Accipicchia, una mattina mi sveglio e mi ritrovo ai Caraibi senza aver comprato un biglietto aereo! Che fortuna!
Leggendo il testo dell’ANSA, sembra di capire che il titolo “…raro ciclone tropicale nel Mediterraneo” sia frutto dell’ANSA stessa e non dell’ARPAL fonte della notizia. Ma per saperlo con certezza bisognerebbe chiedere all’ARPAL medesima.
Nel testo di quel comunicato, infatti, si fa riferimento solo ad una “vicinanza ai cicloni tropicali” anche se, purtroppo, ci sono alcune inesattezze sulle caratteristiche dinamiche del fenomeno, in particolare riguardo al warm core.
I cicloni mediterranei, simil-tropicali, furono scoperti quando si lanciarono i primi satelliti negli anni ’60, ma furono poi riscoperti alla fine degli anni ’70, quando le osservazioni dallo spazio diventarono sistematiche. C’è stata una certa produzione di lavori scientifici sull’argomento, sia da parte di chi vive in zona, sia da parte di scienziati dalla caratura di Kerry Emanuel del MIT, e vi rimando al sito di Wikipedia o sui fenomeni temporaleschi per trovare la letteratura del caso, anche se non condivido tutto quanto vi sia detto.

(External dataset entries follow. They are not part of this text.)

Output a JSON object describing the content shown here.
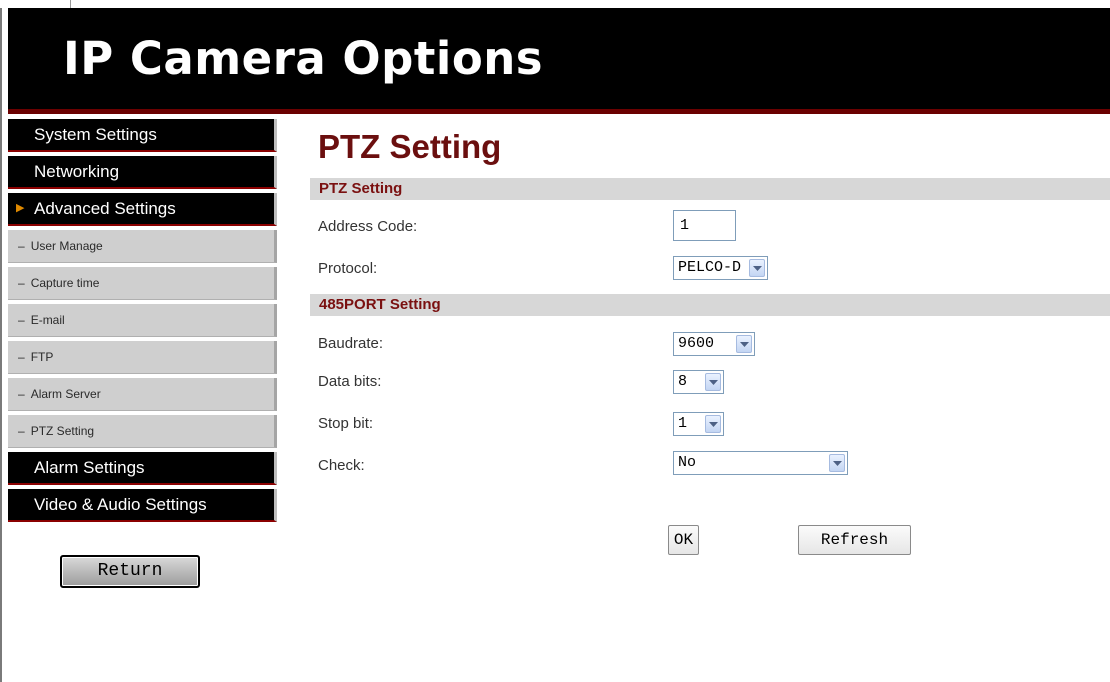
{
  "header": {
    "title": "IP Camera Options"
  },
  "sidebar": {
    "items": [
      {
        "label": "System Settings"
      },
      {
        "label": "Networking"
      },
      {
        "label": "Advanced Settings"
      },
      {
        "label": "User Manage"
      },
      {
        "label": "Capture time"
      },
      {
        "label": "E-mail"
      },
      {
        "label": "FTP"
      },
      {
        "label": "Alarm Server"
      },
      {
        "label": "PTZ Setting"
      },
      {
        "label": "Alarm Settings"
      },
      {
        "label": "Video & Audio Settings"
      }
    ],
    "return_label": "Return"
  },
  "main": {
    "page_title": "PTZ Setting",
    "sections": {
      "ptz": {
        "title": "PTZ Setting"
      },
      "port485": {
        "title": "485PORT Setting"
      }
    },
    "fields": {
      "address_code": {
        "label": "Address Code:",
        "value": "1"
      },
      "protocol": {
        "label": "Protocol:",
        "value": "PELCO-D"
      },
      "baudrate": {
        "label": "Baudrate:",
        "value": "9600"
      },
      "data_bits": {
        "label": "Data bits:",
        "value": "8"
      },
      "stop_bit": {
        "label": "Stop bit:",
        "value": "1"
      },
      "check": {
        "label": "Check:",
        "value": "No"
      }
    },
    "buttons": {
      "ok": "OK",
      "refresh": "Refresh"
    }
  },
  "colors": {
    "header_bg": "#000000",
    "accent_red": "#6b0f0f",
    "section_bg": "#d7d7d7",
    "submenu_bg": "#cfcfcf"
  },
  "icons": {
    "nav_arrow": "caret-right-icon",
    "dropdown": "chevron-down-icon"
  }
}
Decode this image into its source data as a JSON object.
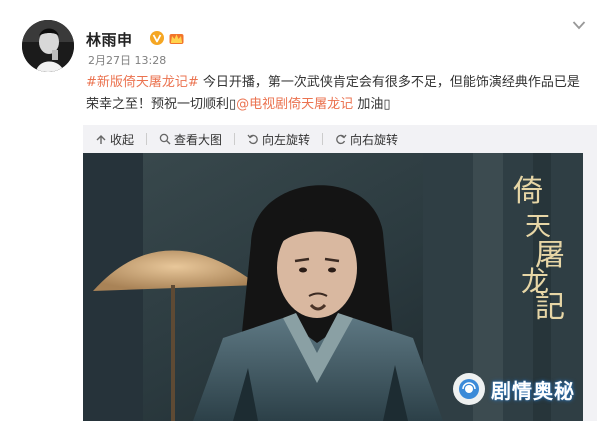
{
  "post": {
    "username": "林雨申",
    "timestamp": "2月27日 13:28",
    "hashtag": "#新版倚天屠龙记#",
    "text_part1": " 今日开播，第一次武侠肯定会有很多不足，但能饰演经典作品已是荣幸之至！预祝一切顺利",
    "mention": "@电视剧倚天屠龙记",
    "text_part2": " 加油"
  },
  "toolbar": {
    "collapse_label": "收起",
    "view_large_label": "查看大图",
    "rotate_left_label": "向左旋转",
    "rotate_right_label": "向右旋转"
  },
  "watermark": {
    "text": "剧情奥秘"
  },
  "icons": {
    "verified": "verified-v-icon",
    "vip": "vip-crown-icon",
    "more": "chevron-down-icon",
    "collapse": "collapse-arrow-icon",
    "view_large": "magnifier-icon",
    "rotate_left": "rotate-left-icon",
    "rotate_right": "rotate-right-icon"
  },
  "colors": {
    "link": "#eb7350",
    "verified": "#f5a623",
    "toolbar_bg": "#f2f2f5"
  }
}
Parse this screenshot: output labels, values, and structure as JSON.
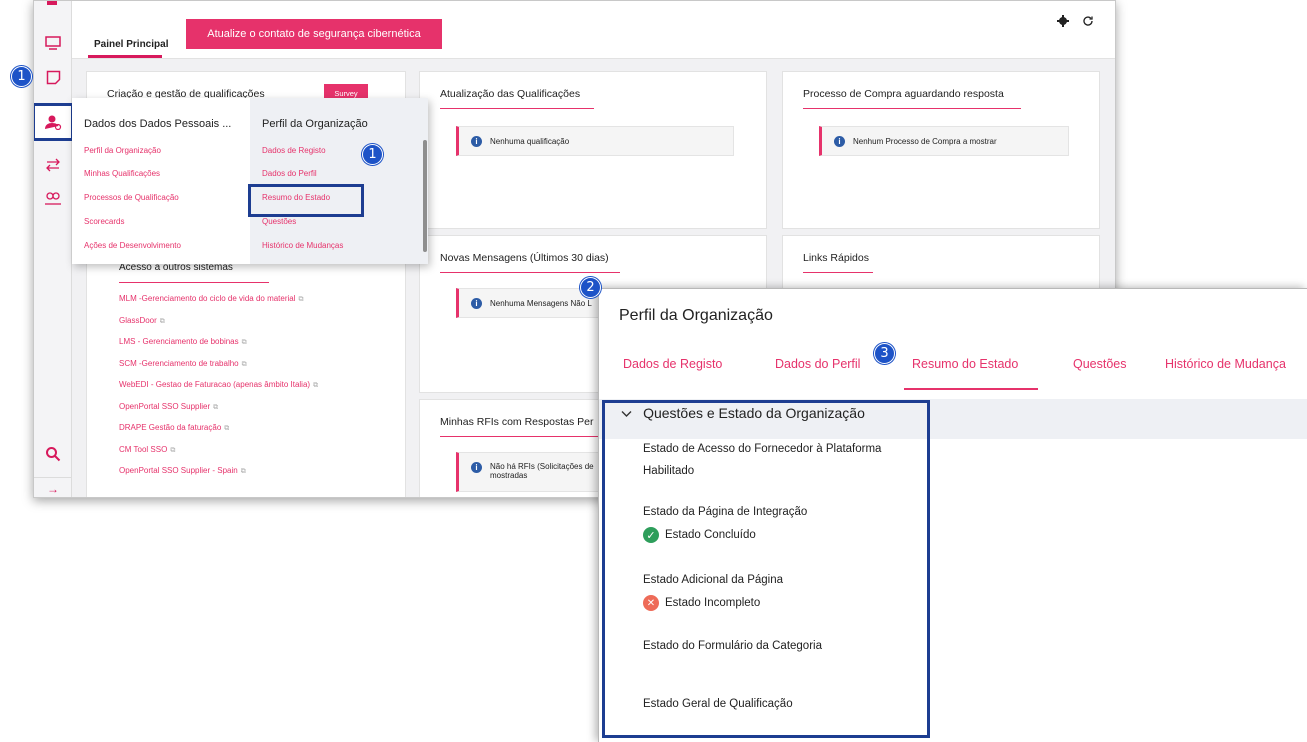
{
  "main_window": {
    "tab_label": "Painel Principal",
    "cyber_button": "Atualize o contato de segurança cibernética",
    "settings_icon": "gear-icon",
    "refresh_icon": "refresh-icon"
  },
  "sidebar": {
    "icons": [
      "desktop-icon",
      "note-icon",
      "user-profile-icon",
      "transfer-icon",
      "team-icon",
      "search-icon",
      "arrow-right-icon"
    ]
  },
  "cards": {
    "qualifications": {
      "title": "Criação e gestão de qualificações",
      "survey_button": "Survey"
    },
    "qual_updates": {
      "title": "Atualização das Qualificações",
      "message": "Nenhuma qualificação"
    },
    "purchase": {
      "title": "Processo de Compra aguardando resposta",
      "message": "Nenhum Processo de Compra a mostrar"
    },
    "messages": {
      "title": "Novas Mensagens (Últimos 30 dias)",
      "message": "Nenhuma Mensagens Não L"
    },
    "quick_links": {
      "title": "Links Rápidos"
    },
    "rfis": {
      "title": "Minhas RFIs com Respostas Per",
      "message_line1": "Não há RFIs (Solicitações de",
      "message_line2": "mostradas"
    }
  },
  "other_systems": {
    "title": "Acesso a outros sistemas",
    "links": [
      "MLM -Gerenciamento do ciclo de vida do material",
      "GlassDoor",
      "LMS - Gerenciamento de bobinas",
      "SCM -Gerenciamento de trabalho",
      "WebEDI - Gestao de Faturacao (apenas âmbito Italia)",
      "OpenPortal SSO Supplier",
      "DRAPE Gestão da faturação",
      "CM Tool SSO",
      "OpenPortal SSO Supplier - Spain"
    ]
  },
  "flyout": {
    "left_header": "Dados dos Dados Pessoais ...",
    "left_items": [
      "Perfil da Organização",
      "Minhas Qualificações",
      "Processos de Qualificação",
      "Scorecards",
      "Ações de Desenvolvimento"
    ],
    "right_header": "Perfil da Organização",
    "right_items": [
      "Dados de Registo",
      "Dados do Perfil",
      "Resumo do Estado",
      "Questões",
      "Histórico de Mudanças"
    ]
  },
  "badges": {
    "one": "1",
    "two": "2",
    "three": "3"
  },
  "detail": {
    "title": "Perfil da Organização",
    "tabs": [
      "Dados de Registo",
      "Dados do Perfil",
      "Resumo do Estado",
      "Questões",
      "Histórico de Mudança"
    ],
    "active_tab": "Resumo do Estado",
    "section_title": "Questões e Estado da Organização",
    "items": [
      {
        "label": "Estado de Acesso do Fornecedor à Plataforma",
        "value": "Habilitado"
      },
      {
        "label": "Estado da Página de Integração",
        "value": "Estado Concluído"
      },
      {
        "label": "Estado Adicional da Página",
        "value": "Estado Incompleto"
      },
      {
        "label": "Estado do Formulário da Categoria"
      },
      {
        "label": "Estado Geral de Qualificação"
      }
    ],
    "colors": {
      "accent": "#e6326b",
      "highlight": "#1d3d91",
      "ok": "#2e9e5b",
      "bad": "#ee6b58"
    }
  }
}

Alle nostre latitudini eventi simil-tropicali non sono rari, ma non bisogna mai scordarsi che noi non siamo ai tropici, per il solo e semplice fatto che la latitudine è quella che è e che la circolazione generale dall’atmosfera non potrà mai essere quella di quelle latitudini. Chiunque parla di fenomeni tropicali o di “tropicalizzazione”, non sa quello che dice!
Questo non vuol dire che non ci possano essere delle somiglianze in certe dinamiche.
Scendendo nel dettaglio, i cicloni delle nostre latitudini, detti per l’appunto “extratropicali”, ricevono la loro energia dalla trasformazione di energia potenziale in energia cinetica (di movimento), a causa delle differenze di temperatura lungo alcune zone particolari (ad esempio il fronte polare). Il concetto pare difficile, ma se pensate ad una vasca divisa sulla verticale in due scomparti, uno pieno di acqua calda e l’altro pieno di acqua più fredda, appena togliete il divisorio, sapete già che il sistema è molto instabile e il fluido si mette in moto (energia cinetica) per ristabilire un certo equilibrio che vuole il freddo sotto (perché è più denso) e il caldo sopra. Questo tipo di instabilità (dovuta alla differenza d’energia potenziale che la gravità terrestre imprime su masse d’aria a diversità densità) è detta “baroclina” ed è caratterizzata da un forte aumento del vento con la quota (o shear verticale).
Una volta che il ciclone si forma e rimescola le cose, se le differenze di temperatura sono annullate, esso non sarà più baroclino, ma può ricevere ancora energia dall’instabilità dovuta alle diverse velocità del vento che si trovano in questo caso su di piano orizzontale, quale quello della superficie del mare. Tale instabilità è detta “barotropica” e non è difficile da capire se pensate ad un fiume che nel centro scorre con velocità maggiore rispetto alle aree arginali dove la velocità è inferiore. Questa differenza di velocità tra zone contigue (o shear orizzontale) è quella che può generare vortici (cicloni in atmosfera) che prendono energia dal flusso stesso.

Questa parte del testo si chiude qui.